Em termos de vizinhança peninsular, no contraste com a Espanha, reiterou que o nosso futuro não podia jamais ser ibérico, tais as diferenças identitárias que nos separam: “ao contrário da Espanha, que é múltipla na relação consigo mesma, Portugal é, por assim dizer, exageradamente uno. Nessa condição … Portugal, o de ontem e mais ainda o de hoje, nunca teve, nem tem, propriamente, problemas de identidade. Se tem problemas dessa ordem, ou seja, de interrogação ou dúvida sobre o seu estatuto em quanto a povo autónomo, inconfundível, serão, mais bem, problemas de superidentidade. … Todos os portugueses são, ou sentem-se, por assim dizer ‘hiperportugueses’.” Efetivamente, Portugal encarou de forma totalmente diferente de Espanha a questão da perda do império. Enquanto Espanha caiu numa situação traumática, que afetou o tecido político, cultural e social durante um longo período de depressão coletiva, exemplificado na Geração de 1898, a perda do império português não levou a uma crise de identidade nacional.

Em termos do regresso ao espaço europeu, Eduardo Lourenço enquadrou-o com naturalidade, porque os portugueses “já eram “superlativamente europeus … quando a Europa se definia no mundo como continente intermédio … Já provámos que não podíamos ser “digeridos” como portugueses, inclusivamente porque a nossa vocação mais profunda, como mitificou Pessoa … é a de estar no mundo como em casa.” Portugal apresentou-se perante a Europa em 1986 em igualdade de posicionamento com Espanha e isso constituiu o culminar de uma vontade de afirmação secular, da qual o império fora uma das expressões.

Em termos de futuro, este será necessariamente o epítome do passado, ou simplesmente não existirá: “A nossa imagem [entendida como a imagem de nós próprios, portugueses] é hoje mais serena e mais harmoniosa do que o pôde ser noutras épocas … Mas os sonhos não nos mudam. E só isso importa para poder, sem perda de identidade, perseverar numa presença nossa no mundo e do mundo em nós não demasiado indigna daquela que, no seu momento solar, nos definiu como o sonho da mediação europeia com vocação universal.

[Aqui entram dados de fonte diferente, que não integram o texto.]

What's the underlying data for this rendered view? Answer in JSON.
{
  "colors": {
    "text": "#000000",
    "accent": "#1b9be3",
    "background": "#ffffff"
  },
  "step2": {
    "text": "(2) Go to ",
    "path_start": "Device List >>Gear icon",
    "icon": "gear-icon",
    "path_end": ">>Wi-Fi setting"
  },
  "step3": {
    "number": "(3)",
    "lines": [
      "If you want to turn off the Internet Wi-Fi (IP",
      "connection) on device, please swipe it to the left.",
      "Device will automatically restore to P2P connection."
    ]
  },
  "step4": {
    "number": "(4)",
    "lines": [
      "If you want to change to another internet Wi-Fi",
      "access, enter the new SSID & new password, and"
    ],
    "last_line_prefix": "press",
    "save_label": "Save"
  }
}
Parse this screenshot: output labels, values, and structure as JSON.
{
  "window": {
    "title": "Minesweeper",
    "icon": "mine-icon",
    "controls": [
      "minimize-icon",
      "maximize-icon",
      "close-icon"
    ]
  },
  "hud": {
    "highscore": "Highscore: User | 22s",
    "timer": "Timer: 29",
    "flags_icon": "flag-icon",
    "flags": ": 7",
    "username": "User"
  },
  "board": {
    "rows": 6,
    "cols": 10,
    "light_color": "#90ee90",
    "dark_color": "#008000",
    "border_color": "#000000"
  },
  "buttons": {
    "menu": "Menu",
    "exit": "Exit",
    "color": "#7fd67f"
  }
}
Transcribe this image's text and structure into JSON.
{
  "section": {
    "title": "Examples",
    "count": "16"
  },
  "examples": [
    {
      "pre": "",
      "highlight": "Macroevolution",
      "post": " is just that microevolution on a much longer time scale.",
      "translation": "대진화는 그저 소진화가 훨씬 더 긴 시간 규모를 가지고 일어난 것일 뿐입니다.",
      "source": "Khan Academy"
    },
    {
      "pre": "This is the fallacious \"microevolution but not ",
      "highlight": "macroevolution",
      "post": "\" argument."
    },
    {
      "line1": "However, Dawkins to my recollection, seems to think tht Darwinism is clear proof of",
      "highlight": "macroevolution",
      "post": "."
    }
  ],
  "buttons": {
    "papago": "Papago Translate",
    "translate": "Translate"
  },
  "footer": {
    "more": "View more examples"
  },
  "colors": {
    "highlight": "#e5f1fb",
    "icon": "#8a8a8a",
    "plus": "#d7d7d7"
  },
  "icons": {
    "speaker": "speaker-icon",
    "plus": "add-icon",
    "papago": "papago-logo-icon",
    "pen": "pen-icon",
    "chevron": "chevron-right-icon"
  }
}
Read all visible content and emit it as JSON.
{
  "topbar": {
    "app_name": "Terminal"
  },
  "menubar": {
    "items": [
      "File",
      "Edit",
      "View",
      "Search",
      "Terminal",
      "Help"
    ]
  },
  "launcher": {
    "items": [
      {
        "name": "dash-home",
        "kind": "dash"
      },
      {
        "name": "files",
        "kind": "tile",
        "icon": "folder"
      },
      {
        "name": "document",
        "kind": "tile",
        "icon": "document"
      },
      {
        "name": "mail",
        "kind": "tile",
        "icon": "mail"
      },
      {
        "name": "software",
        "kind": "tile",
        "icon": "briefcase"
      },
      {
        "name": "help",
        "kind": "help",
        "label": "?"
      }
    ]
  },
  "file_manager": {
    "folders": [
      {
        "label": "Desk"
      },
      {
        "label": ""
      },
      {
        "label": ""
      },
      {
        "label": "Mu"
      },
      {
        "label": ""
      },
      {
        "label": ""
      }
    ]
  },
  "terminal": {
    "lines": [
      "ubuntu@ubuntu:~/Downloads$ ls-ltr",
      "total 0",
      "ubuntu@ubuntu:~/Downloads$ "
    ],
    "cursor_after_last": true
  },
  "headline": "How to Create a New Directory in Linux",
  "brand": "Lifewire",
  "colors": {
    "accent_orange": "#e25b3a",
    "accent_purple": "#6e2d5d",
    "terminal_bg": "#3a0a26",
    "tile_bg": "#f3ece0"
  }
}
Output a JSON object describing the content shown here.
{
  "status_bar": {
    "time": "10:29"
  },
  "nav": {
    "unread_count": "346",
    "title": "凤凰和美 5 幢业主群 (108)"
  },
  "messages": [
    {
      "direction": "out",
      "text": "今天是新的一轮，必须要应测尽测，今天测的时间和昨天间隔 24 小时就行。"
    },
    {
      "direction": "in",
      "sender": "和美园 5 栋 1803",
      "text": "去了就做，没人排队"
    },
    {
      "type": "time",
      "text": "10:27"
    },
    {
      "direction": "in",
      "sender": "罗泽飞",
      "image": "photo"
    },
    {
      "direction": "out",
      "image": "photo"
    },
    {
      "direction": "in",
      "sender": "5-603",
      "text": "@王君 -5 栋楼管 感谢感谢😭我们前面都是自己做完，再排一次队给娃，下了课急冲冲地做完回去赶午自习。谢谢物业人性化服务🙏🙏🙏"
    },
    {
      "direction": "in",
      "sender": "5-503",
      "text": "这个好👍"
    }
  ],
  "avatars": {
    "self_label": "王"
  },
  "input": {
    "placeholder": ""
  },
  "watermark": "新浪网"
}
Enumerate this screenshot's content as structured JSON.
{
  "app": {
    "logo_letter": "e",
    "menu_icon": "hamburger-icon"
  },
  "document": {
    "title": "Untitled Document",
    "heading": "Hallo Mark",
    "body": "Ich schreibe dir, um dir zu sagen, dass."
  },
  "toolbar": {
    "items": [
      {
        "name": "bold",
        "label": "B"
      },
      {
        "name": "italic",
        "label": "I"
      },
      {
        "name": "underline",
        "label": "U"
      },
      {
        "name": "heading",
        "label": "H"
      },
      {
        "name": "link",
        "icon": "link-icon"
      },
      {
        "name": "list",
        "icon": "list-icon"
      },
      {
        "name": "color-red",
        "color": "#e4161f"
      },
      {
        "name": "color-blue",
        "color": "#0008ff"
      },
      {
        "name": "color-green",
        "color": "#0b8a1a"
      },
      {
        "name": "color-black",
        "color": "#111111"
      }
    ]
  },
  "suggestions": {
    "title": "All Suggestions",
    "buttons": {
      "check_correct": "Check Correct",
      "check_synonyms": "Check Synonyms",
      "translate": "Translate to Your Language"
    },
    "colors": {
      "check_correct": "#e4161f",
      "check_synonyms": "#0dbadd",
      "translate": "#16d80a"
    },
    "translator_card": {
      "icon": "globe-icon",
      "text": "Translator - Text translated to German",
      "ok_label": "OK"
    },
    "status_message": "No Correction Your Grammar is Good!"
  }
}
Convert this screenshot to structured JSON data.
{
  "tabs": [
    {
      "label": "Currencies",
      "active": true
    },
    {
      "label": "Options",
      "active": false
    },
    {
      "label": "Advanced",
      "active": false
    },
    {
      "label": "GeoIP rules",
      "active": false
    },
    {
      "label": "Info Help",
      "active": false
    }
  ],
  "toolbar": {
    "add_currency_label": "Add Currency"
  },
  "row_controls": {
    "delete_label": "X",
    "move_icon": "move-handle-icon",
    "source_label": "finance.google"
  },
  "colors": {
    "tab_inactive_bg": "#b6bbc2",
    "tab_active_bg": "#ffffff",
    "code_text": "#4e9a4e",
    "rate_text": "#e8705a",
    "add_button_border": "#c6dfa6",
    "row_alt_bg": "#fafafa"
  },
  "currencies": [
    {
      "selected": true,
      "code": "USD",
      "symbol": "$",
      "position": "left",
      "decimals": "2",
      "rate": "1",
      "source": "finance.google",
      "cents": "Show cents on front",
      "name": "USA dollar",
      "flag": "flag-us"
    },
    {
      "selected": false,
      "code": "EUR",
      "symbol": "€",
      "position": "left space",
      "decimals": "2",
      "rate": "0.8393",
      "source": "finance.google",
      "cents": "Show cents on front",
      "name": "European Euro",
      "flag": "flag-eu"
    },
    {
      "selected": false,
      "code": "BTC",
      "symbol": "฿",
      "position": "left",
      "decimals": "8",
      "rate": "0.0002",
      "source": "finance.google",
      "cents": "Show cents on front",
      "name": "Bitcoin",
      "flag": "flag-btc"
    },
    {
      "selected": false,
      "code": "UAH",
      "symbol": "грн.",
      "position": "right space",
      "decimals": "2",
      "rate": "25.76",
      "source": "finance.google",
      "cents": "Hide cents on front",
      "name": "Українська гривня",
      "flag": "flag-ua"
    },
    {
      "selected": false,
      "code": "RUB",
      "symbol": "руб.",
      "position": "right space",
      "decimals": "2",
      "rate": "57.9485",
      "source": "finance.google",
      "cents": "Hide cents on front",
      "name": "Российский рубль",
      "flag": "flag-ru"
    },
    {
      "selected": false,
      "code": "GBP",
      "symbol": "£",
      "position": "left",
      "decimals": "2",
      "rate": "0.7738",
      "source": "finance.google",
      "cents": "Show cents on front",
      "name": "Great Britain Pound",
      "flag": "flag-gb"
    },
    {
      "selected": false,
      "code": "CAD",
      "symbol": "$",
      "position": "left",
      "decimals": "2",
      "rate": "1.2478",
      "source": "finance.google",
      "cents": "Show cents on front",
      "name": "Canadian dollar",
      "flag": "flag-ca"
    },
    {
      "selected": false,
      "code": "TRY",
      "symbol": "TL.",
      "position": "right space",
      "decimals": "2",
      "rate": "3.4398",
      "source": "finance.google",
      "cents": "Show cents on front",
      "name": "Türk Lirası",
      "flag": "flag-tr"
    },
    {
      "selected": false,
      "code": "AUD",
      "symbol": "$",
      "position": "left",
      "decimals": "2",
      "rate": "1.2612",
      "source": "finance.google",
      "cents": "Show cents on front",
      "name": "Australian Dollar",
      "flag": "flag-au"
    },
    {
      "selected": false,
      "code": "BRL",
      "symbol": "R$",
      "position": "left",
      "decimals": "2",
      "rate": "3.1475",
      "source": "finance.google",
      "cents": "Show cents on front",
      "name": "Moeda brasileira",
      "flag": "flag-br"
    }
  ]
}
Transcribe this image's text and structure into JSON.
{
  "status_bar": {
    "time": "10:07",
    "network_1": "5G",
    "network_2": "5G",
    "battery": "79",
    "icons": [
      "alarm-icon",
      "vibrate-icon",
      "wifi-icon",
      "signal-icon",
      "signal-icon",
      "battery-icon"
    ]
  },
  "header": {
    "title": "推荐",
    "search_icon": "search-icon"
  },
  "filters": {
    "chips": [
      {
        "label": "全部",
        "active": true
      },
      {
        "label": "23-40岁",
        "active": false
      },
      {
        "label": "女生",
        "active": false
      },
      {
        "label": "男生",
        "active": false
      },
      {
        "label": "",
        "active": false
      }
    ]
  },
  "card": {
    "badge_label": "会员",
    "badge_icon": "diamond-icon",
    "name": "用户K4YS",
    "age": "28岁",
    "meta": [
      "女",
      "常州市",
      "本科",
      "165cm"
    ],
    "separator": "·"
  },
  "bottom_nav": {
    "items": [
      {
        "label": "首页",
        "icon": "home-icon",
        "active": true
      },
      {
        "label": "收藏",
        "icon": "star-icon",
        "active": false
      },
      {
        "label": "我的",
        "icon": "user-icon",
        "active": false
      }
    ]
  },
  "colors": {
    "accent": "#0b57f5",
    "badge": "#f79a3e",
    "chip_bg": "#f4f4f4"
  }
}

Uma das principais características do pensamento de Eduardo Lourenço, a humildade de reconhecer que não consegue abarcar o significado último do que é “ser português”, permite-lhe ver aquilo que outros não ousam enfrentar, e tomar consciência de que Portugal é “esse rebento incrivelmente frágil para ter podido aparecer, e misteriosamente forte para ousar subsistir”. No entanto, como entidade coletiva, “Não fomos, nós somos uma pequena nação que desde a hora do nascimento se recusou a sê-lo sem jamais se poder convencer que se transformara em grande nação. Contudo, … poucas vezes um povo partindo de tão pouco alcançou … um direito tão claro a ser tido por ‘grande’.”

É essa humildade que o impele a falar, numa das últimas entrevistas, da ideia da vida enquanto “enigma”, ideia essa que “É agora maior do que nunca. Tudo me parece mais enigmático do que aquilo que eu pudesse sonhar que fosse. Estamos confrontados com qualquer coisa para a qual não há espécie nenhuma de resposta ou, se há, é de uma outra natureza que as pessoas têm pudor de confessar, aquilo que não pode ser dito.

Uma experiência próxima do religioso?

O religioso é onde tudo se desenha, mesmo quando não sabemos. Isso que nos está falando sem nos falar.

Depois de se ter cumprido o mar e o império se ter desfeito, obrigado a Eduardo Lourenço por nos ajudar a cumprir este enigma que é Portugal.